0

I'm not sure if this question has been asked before, but I have a dataframe with > 2M rows and there is a column that identifies which location each transaction occurred at. I am trying to filter down and create a new dataframe for each Location code. I can filter that dataframe, but the problem I'm running into is having a function that changes the name of each new dataframe so that I end up with each one having a distinct name. I have some code to show what I have so far:

df  = pd.DataFrame({'location':[1, 2, 3, 4, 5], 'col2': [234.34, 34.80, 23.65, 24.23, 12.00]})
filter_array = []

def new_df_for_columns(df, column, filter_array):
    i = 0
    for column in filter_array:
        newdf = df[df[column] == filter_array[i]]
        i += 1
    return newdf.head()

So in this case, I need to change "newdf" for each new created dataframe.

lpack
  • 15
  • 1
  • 4
  • 1
    Umm... would something like `grouped = df.groupby('location')` and then using `grouped.get_group(3)` (or whatever value) when you need a certain group do what you need here? – Jon Clements Oct 16 '19 at 16:29
  • 1
    https://stackoverflow.com/questions/23691133/split-pandas-dataframe-based-on-groupby Is probably what you want. A `dict` is a natural container, so that you can later reference each sub_group via `location`. But why do you need distinct DataFrames? That may be irrelevant depending upon what you plan to do next. – ALollz Oct 16 '19 at 16:31
  • Yes that is perfect @ALollz. I am outputting a pivot table to excel and needed a separate one for each location, so it seemed simplest to write a function that did this instead of hard-coding out each new dataframe. – lpack Oct 16 '19 at 18:56

1 Answers1

0

If the transaction codes are ordered numbers, then you may use the index of the dataframe by just typing:

df.reindex (a list of indexes that correspond to the transaction codes)

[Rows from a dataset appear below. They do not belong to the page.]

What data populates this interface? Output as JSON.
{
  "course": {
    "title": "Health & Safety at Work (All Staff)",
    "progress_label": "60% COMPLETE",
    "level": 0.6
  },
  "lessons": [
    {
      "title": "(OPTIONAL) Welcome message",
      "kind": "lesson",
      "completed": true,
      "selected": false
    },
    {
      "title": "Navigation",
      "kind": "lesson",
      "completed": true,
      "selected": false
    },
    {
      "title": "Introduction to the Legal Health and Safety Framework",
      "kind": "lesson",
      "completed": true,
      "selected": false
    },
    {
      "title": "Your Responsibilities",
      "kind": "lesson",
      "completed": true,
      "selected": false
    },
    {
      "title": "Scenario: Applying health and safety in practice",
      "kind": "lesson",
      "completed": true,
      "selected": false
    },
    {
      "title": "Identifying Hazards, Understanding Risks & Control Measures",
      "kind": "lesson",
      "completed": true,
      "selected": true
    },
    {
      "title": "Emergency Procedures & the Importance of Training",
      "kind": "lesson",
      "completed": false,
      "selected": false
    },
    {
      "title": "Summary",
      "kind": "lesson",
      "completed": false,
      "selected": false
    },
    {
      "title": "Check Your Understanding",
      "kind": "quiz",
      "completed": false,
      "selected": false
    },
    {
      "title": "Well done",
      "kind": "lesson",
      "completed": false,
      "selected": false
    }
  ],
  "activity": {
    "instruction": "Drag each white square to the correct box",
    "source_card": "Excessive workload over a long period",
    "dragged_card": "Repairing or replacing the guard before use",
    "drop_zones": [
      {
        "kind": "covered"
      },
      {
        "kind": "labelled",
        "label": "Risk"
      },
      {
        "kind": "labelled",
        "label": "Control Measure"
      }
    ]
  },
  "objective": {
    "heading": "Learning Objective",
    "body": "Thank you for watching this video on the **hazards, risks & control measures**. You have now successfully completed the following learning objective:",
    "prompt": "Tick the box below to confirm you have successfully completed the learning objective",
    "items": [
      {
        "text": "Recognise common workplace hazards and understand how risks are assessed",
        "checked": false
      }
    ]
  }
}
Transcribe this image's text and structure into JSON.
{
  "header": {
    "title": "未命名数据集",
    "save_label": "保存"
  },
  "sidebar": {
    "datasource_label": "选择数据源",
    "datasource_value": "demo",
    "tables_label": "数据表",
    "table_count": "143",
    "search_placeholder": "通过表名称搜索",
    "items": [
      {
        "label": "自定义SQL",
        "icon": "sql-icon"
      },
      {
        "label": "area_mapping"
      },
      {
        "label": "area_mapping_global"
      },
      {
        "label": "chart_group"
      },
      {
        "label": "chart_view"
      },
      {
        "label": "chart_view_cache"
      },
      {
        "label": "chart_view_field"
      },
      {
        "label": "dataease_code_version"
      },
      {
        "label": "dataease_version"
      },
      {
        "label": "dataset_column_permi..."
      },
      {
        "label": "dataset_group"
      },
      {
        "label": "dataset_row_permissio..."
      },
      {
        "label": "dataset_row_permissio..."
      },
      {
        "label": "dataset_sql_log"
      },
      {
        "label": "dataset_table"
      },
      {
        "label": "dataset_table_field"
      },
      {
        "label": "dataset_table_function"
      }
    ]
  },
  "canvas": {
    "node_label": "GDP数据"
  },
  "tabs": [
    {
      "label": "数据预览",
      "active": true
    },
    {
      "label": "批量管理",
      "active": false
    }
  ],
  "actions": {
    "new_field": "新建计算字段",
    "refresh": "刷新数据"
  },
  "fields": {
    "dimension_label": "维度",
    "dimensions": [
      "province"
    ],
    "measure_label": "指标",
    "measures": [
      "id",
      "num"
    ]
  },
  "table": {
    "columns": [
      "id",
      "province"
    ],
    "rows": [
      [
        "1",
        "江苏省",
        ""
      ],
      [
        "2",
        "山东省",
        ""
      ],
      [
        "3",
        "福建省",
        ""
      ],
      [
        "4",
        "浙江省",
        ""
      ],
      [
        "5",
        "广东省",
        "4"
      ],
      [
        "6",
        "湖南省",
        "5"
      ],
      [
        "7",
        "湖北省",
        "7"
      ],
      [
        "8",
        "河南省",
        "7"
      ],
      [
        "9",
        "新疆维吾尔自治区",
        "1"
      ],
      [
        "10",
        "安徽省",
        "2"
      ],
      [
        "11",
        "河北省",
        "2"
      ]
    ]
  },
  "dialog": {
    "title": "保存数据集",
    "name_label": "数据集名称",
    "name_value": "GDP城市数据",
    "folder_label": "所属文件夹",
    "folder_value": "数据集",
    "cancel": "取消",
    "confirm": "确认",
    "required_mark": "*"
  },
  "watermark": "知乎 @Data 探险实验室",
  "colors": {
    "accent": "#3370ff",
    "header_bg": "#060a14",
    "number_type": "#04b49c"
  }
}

For example, if your data is:

df = pd.DataFrame({'location':[1, 2, 3, 4, 5], 'col2': [234.34, 34.80, 23.65, 24.23, 12.00],index = range(5)})

And you want to filter locations 3 and 4, then type df.reindex([2,3]) This does not transform your data. It just creates a view. Your data will be the same.

Sajjan Singh
  • 2,523
  • 2
  • 27
  • 34
Parinha
  • 16